A more interesting comparison would be if the total cell count and area at the end as well as the actual percentage of LVT vs RVT cells were included in the figures.

Also keep in mind that there will be an exponential increase in any power/area figure as the frequency target rises above what the design can be implemented to realistically speaking. For instance, an increase from 1.8GHz to 2.0GHz may have simply replaced a few critical paths with RVT cells. But increasing the frequency target to 2.4GHz will replace almost all complex paths with RVT cells. And that's not even taking into account the ballooning that was caused by buffer trees, replications, etc.
 
I think one interesting take home message is that you can obviously reach 2+ GHz with a dual cortex A9 with reasonable power consumption on GF's SLP process which also lacks SiGe like TSMC's HPL. ;)
 
I think one interesting take home message is that you can obviously reach 2+ GHz with a dual cortex A9 with reasonable power consumption on GF's SLP process which also lacks SiGe like TSMC's HPL. ;)
Good point. Actually that table is at 1.1v despite the nominal voltage for both 28nm-SLP at GF and 28nm-HPL at TSMC being 1.0v, but then again 40G nominal voltage is 0.9v and Tegra 2 needs 1.0v for 1GHz iirc. And OMAP3630 runs at 1.26v on a 1.1v process (OMAP4 can run even higher).
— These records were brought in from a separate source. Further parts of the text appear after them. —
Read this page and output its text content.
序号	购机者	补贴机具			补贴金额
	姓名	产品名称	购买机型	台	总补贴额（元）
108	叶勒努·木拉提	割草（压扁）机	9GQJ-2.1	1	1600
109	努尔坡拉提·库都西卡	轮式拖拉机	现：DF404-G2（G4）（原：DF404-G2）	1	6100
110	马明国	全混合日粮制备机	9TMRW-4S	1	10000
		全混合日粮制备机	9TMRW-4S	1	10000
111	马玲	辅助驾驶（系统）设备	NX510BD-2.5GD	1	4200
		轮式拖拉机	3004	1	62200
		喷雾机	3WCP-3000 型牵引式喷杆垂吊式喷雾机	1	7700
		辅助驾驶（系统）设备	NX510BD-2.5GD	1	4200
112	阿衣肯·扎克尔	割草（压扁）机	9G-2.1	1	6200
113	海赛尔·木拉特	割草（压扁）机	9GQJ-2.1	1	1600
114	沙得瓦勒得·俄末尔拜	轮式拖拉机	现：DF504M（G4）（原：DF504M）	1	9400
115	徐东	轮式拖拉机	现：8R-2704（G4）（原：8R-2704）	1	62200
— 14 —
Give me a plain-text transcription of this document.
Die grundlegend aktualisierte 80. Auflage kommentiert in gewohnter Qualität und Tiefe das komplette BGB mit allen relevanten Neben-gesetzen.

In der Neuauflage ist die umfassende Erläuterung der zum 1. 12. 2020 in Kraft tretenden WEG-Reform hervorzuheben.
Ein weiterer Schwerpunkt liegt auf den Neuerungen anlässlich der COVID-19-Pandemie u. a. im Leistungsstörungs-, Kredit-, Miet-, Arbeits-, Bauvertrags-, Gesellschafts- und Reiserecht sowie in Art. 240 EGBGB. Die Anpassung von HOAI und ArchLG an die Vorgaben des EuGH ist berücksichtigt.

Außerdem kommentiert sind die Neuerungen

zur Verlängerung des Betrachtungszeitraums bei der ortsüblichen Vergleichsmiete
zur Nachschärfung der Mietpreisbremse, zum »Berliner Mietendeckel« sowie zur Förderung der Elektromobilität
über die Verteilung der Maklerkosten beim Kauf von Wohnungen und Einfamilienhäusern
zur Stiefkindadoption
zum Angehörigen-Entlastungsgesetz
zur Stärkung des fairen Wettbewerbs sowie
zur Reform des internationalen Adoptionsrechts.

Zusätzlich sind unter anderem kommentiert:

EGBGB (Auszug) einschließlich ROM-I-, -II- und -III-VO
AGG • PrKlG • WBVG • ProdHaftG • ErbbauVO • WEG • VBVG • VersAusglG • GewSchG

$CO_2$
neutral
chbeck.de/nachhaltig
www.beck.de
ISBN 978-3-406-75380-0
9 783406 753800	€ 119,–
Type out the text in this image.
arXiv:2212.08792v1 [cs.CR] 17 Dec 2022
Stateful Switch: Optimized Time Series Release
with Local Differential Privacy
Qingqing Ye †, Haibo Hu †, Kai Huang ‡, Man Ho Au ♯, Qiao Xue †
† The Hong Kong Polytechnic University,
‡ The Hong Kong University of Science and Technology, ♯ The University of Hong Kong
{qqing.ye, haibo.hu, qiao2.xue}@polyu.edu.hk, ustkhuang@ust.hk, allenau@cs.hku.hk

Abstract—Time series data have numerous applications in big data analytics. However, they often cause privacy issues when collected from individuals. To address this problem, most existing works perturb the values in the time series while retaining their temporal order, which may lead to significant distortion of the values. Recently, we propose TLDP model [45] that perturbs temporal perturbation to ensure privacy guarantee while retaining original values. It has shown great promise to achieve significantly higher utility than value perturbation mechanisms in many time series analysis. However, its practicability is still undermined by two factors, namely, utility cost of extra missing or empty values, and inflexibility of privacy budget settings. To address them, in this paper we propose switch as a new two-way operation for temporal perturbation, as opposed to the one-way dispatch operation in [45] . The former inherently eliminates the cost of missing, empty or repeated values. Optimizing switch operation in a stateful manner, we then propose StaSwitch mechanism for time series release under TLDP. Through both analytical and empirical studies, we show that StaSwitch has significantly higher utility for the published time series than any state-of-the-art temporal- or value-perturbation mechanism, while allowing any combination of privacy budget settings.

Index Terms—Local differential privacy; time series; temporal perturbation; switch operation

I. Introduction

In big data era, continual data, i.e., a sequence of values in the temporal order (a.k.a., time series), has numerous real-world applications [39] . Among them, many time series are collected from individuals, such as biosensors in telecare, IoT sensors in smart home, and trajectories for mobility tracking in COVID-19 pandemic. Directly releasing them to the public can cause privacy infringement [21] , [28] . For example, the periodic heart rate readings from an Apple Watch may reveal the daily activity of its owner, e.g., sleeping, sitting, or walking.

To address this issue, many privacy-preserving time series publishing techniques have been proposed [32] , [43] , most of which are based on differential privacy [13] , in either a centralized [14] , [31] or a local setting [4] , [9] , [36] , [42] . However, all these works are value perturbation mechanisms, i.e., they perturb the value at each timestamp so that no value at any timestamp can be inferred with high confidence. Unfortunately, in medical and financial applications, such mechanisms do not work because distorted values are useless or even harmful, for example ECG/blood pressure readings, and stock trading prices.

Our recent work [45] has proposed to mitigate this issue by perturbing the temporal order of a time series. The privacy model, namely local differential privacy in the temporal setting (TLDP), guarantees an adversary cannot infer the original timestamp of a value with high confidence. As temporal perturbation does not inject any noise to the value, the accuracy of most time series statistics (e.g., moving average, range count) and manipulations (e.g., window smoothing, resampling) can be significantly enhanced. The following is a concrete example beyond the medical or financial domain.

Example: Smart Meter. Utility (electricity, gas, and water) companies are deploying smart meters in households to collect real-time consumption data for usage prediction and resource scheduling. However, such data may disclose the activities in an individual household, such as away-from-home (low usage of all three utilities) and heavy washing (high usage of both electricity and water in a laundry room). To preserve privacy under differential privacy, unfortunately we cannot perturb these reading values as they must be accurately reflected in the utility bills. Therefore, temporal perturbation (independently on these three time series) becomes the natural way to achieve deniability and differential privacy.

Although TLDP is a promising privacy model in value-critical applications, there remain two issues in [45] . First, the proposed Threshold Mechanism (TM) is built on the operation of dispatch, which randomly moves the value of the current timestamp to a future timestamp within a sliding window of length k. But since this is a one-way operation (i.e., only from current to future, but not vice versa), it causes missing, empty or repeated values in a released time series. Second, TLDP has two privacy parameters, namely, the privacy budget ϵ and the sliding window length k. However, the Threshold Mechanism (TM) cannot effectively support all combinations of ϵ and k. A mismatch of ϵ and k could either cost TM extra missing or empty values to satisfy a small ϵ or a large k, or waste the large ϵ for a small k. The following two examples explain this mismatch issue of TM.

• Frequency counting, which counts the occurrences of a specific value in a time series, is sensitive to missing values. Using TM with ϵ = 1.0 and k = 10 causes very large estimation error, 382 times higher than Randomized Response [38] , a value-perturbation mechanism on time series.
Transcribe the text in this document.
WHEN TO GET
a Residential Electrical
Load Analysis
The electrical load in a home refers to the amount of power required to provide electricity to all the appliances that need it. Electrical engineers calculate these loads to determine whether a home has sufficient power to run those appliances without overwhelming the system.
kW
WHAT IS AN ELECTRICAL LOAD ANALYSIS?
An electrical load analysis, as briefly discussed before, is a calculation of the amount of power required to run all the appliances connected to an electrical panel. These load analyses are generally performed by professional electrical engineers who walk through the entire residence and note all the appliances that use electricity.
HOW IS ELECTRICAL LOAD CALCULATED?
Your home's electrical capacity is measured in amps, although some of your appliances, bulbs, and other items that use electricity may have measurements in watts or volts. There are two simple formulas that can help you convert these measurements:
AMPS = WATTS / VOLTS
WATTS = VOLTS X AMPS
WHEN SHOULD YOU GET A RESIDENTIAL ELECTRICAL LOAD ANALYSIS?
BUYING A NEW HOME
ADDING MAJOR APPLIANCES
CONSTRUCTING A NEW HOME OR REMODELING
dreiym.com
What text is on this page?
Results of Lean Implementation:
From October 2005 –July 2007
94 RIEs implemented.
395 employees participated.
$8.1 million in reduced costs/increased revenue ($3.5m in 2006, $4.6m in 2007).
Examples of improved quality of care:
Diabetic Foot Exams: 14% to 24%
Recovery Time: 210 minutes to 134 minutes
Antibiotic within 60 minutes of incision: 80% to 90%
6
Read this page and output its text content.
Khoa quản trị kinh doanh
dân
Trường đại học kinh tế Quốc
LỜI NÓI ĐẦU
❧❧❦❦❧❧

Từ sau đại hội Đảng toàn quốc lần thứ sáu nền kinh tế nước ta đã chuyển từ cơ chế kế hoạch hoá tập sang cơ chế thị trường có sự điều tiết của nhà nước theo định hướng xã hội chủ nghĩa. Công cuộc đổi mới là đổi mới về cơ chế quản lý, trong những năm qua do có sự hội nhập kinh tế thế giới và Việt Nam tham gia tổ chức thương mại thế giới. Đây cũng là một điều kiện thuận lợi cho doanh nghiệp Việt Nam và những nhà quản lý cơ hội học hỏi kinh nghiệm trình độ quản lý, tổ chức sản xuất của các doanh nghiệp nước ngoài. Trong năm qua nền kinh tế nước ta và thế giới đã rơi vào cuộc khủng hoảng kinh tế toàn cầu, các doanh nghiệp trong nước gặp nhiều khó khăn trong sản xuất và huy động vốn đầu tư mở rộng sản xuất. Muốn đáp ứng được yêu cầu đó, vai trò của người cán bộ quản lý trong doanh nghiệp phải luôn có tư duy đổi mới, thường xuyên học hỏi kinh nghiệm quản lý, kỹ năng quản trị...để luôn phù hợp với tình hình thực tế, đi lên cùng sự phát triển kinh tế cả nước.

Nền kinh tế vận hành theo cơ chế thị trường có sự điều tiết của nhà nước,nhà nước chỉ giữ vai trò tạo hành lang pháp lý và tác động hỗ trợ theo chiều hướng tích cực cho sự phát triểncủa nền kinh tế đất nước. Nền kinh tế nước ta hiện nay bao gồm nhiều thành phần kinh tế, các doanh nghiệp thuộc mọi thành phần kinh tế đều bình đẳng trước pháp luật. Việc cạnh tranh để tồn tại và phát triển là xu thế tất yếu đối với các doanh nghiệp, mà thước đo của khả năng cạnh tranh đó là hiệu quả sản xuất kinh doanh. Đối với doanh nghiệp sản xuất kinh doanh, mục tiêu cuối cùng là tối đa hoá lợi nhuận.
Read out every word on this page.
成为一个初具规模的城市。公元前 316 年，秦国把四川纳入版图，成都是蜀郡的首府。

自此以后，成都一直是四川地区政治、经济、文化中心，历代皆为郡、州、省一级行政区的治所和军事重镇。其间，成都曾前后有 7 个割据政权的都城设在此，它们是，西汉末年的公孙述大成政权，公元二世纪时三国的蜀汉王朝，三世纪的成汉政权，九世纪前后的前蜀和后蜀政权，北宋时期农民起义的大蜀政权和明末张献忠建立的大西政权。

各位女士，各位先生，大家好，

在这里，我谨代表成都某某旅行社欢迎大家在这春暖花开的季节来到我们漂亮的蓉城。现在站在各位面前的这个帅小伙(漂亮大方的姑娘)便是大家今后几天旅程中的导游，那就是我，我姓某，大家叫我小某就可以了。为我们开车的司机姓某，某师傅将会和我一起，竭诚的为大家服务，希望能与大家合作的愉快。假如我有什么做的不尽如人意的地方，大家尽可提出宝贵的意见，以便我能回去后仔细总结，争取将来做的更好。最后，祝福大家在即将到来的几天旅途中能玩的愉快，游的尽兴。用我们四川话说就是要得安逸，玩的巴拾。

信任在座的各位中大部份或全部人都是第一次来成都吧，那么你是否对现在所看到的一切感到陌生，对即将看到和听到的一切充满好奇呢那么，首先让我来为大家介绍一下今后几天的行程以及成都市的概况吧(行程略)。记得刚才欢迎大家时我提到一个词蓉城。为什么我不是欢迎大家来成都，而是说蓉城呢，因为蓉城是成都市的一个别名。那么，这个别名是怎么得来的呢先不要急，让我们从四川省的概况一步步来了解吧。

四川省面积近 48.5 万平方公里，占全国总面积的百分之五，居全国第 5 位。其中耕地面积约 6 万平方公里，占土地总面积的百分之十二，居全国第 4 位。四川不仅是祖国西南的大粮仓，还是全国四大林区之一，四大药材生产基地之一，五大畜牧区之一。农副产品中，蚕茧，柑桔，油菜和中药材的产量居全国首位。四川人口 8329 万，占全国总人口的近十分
It would be a bit weird for NVIDIA to go from 1.0v to 1.1v but then again maybe Kal-El is already higher than 1.0v and what matters in the end is total power... Talking of total power, is it just me or does that Global Foundries table not make any sense? Clock frequency multiplier by Dynamic Power per MHz added to Static Power is not at all the same number as Total Power. I assume they just copy-pasted the wrong numbers somewhere?